Both runs land in `data/medical/runs/<ts>/medxpertqa/` with their settings recorded; rendered PDFs stay cached under `data/medical/medxpertqa/pdfs/` so the second `ingest` is upload-only.

## Environment variables

- `SURFSENSE_API_BASE` (default `http://localhost:8000`)
- `OPENROUTER_API_KEY` — required for the `native_pdf` arm and for `models list`
- One of `SURFSENSE_USER_EMAIL` + `SURFSENSE_USER_PASSWORD` (LOCAL), **or** `SURFSENSE_JWT` (+ optional `SURFSENSE_REFRESH_TOKEN`) for GOOGLE/pre-issued JWT
- `EVAL_DATA_DIR` (default `<project>/data`) — datasets, rendered PDFs, ingestion id maps, run outputs, `state.json`
- `EVAL_REPORTS_DIR` (default `<project>/reports`)
- `OPENROUTER_BASE_URL` (default `https://openrouter.ai/api/v1`) — only if you proxy OpenRouter

## Adding a new domain suite

1. Create `surfsense_evals/src/surfsense_evals/suites/<domain>/<benchmark>/` with `__init__.py`, `ingest.py`, `runner.py`, optional `prompt.py`.
2. Implement a `Benchmark` subclass (see `core/registry.py`); compose with `core.clients.*`, `core.arms.*`, `core.parse.*`, `core.metrics.*`.
3. Call `register(MyBenchmark())` at the bottom of `<benchmark>/__init__.py`. Auto-discovery picks it up; `setup --suite <domain>` and `ingest/run <domain> <benchmark>` work immediately.

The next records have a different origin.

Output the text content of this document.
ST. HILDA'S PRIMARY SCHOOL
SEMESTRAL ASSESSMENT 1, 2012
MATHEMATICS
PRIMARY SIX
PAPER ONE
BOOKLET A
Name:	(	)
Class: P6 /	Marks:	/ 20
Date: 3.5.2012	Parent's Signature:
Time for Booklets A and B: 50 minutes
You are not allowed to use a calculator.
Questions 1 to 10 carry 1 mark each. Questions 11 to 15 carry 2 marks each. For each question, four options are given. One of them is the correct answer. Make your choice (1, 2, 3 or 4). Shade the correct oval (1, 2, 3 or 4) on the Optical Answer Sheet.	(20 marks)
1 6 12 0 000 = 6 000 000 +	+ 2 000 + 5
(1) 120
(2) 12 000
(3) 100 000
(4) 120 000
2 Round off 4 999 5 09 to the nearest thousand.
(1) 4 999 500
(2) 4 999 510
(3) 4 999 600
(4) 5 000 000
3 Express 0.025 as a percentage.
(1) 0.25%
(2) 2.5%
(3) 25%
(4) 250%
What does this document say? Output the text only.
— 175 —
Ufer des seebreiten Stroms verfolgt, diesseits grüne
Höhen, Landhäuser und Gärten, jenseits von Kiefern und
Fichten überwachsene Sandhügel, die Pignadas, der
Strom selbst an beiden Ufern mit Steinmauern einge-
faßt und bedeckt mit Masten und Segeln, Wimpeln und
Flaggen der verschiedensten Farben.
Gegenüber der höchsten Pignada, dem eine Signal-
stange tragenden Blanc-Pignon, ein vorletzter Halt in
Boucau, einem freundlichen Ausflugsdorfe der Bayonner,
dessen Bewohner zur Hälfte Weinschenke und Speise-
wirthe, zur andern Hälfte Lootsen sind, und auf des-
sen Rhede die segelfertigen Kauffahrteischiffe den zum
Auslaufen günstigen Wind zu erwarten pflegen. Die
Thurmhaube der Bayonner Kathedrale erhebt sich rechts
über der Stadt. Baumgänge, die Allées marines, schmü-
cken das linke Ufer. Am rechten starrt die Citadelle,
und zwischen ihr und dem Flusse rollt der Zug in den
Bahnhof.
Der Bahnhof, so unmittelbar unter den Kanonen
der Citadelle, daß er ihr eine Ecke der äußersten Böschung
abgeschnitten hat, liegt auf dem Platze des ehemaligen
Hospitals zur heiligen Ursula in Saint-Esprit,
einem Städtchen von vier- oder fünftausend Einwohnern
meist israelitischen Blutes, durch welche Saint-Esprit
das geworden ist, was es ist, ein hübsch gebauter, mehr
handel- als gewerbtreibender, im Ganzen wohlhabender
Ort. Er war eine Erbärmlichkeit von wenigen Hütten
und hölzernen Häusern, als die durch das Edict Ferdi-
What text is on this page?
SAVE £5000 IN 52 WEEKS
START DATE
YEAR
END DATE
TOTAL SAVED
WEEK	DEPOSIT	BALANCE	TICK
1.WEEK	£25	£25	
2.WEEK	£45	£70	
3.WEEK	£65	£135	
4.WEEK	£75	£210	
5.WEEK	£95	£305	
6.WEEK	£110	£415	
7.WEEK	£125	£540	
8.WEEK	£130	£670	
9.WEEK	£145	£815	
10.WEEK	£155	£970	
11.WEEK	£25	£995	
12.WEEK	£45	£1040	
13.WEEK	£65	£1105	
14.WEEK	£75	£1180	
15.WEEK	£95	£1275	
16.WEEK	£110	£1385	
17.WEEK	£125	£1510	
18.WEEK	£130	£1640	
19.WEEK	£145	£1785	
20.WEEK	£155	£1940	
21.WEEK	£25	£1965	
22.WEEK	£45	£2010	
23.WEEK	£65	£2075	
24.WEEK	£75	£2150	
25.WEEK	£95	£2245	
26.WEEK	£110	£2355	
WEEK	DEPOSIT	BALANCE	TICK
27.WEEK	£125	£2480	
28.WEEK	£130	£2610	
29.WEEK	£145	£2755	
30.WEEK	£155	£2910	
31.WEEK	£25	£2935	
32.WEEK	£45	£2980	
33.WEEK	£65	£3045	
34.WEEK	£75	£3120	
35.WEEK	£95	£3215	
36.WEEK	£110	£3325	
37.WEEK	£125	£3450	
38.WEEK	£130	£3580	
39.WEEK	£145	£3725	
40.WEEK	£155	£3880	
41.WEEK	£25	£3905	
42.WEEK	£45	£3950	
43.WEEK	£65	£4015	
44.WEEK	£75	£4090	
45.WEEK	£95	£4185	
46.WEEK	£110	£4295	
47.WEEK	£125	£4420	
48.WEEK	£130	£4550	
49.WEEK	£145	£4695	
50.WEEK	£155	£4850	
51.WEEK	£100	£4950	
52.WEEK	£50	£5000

Each suite gets its own SearchSpace (`eval-<suite>-<UTC-ts>`), `state.json` slot, data dir, reports dir, and pinned LLM. Suites never share a SearchSpace.

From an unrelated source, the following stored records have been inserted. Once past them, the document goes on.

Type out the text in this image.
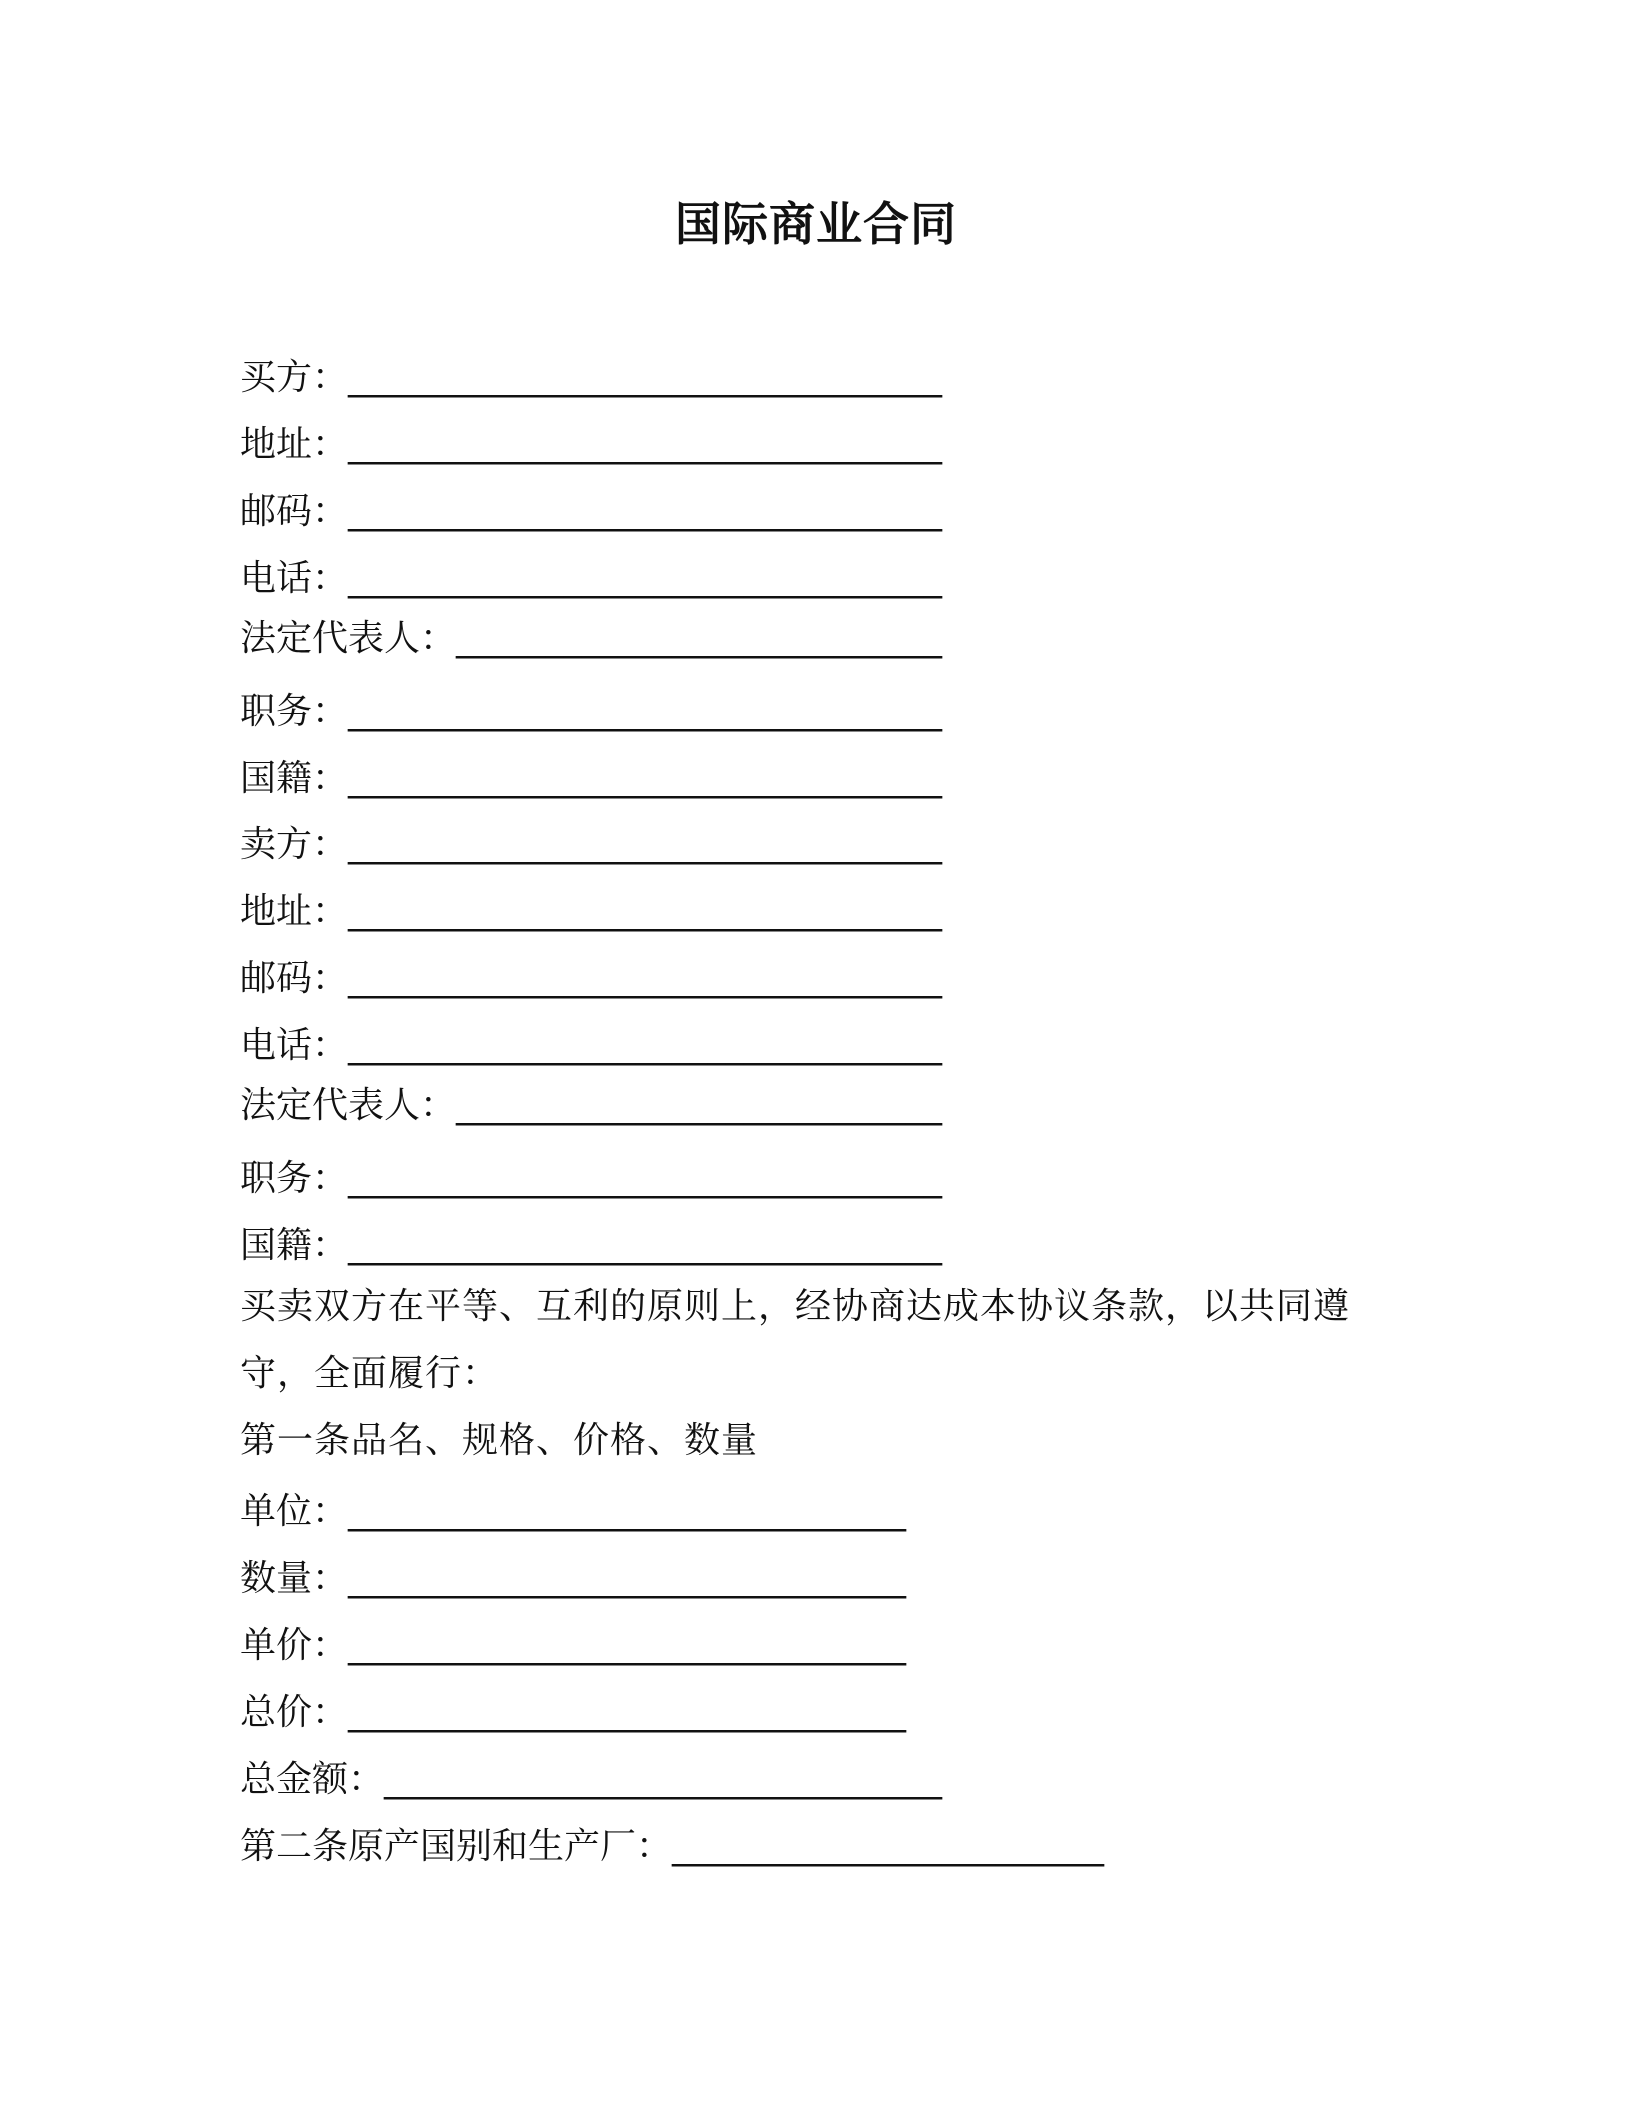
国际商业合同
买方：_________________________________
地址：_________________________________
邮码：_________________________________
电话：_________________________________
法定代表人：___________________________
职务：_________________________________
国籍：_________________________________
卖方：_________________________________
地址：_________________________________
邮码：_________________________________
电话：_________________________________
法定代表人：___________________________
职务：_________________________________
国籍：_________________________________
买卖双方在平等、互利的原则上，经协商达成本协议条款，以共同遵
守，全面履行：
第一条品名、规格、价格、数量
单位：_______________________________
数量：_______________________________
单价：_______________________________
总价：_______________________________
总金额：_______________________________
第二条原产国别和生产厂：________________________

## Out of scope (follow-up PRs)

- Docker service for `docker compose run evals run medical medxpertqa`.
- Multi-model sweeps (one slug per `setup` for now; aggregate reports come later).
- A long-context-stuffing arm (give the model the same retrieved chunks SurfSense saw).
- LLM-judge grader for MMLongBench-Doc (paper uses GPT-4 as judge; we ship a deterministic rule-based grader).
- MedXpertQA-MM accuracy by image modality — dataset doesn't tag modality directly; we slice by `medical_task` and `body_system`.
- A `--slot <name>` flag that decouples the state-slot key from the benchmark registry's `suite` attribute, so parallel SearchSpaces with different ingestion settings can coexist on the same benchmark without `teardown` between A/B arms.

See `c:/Users/91882/.cursor/plans/medical_rag_evals_(mirage_+_curev1)_e797a324.plan.md` for the full design rationale.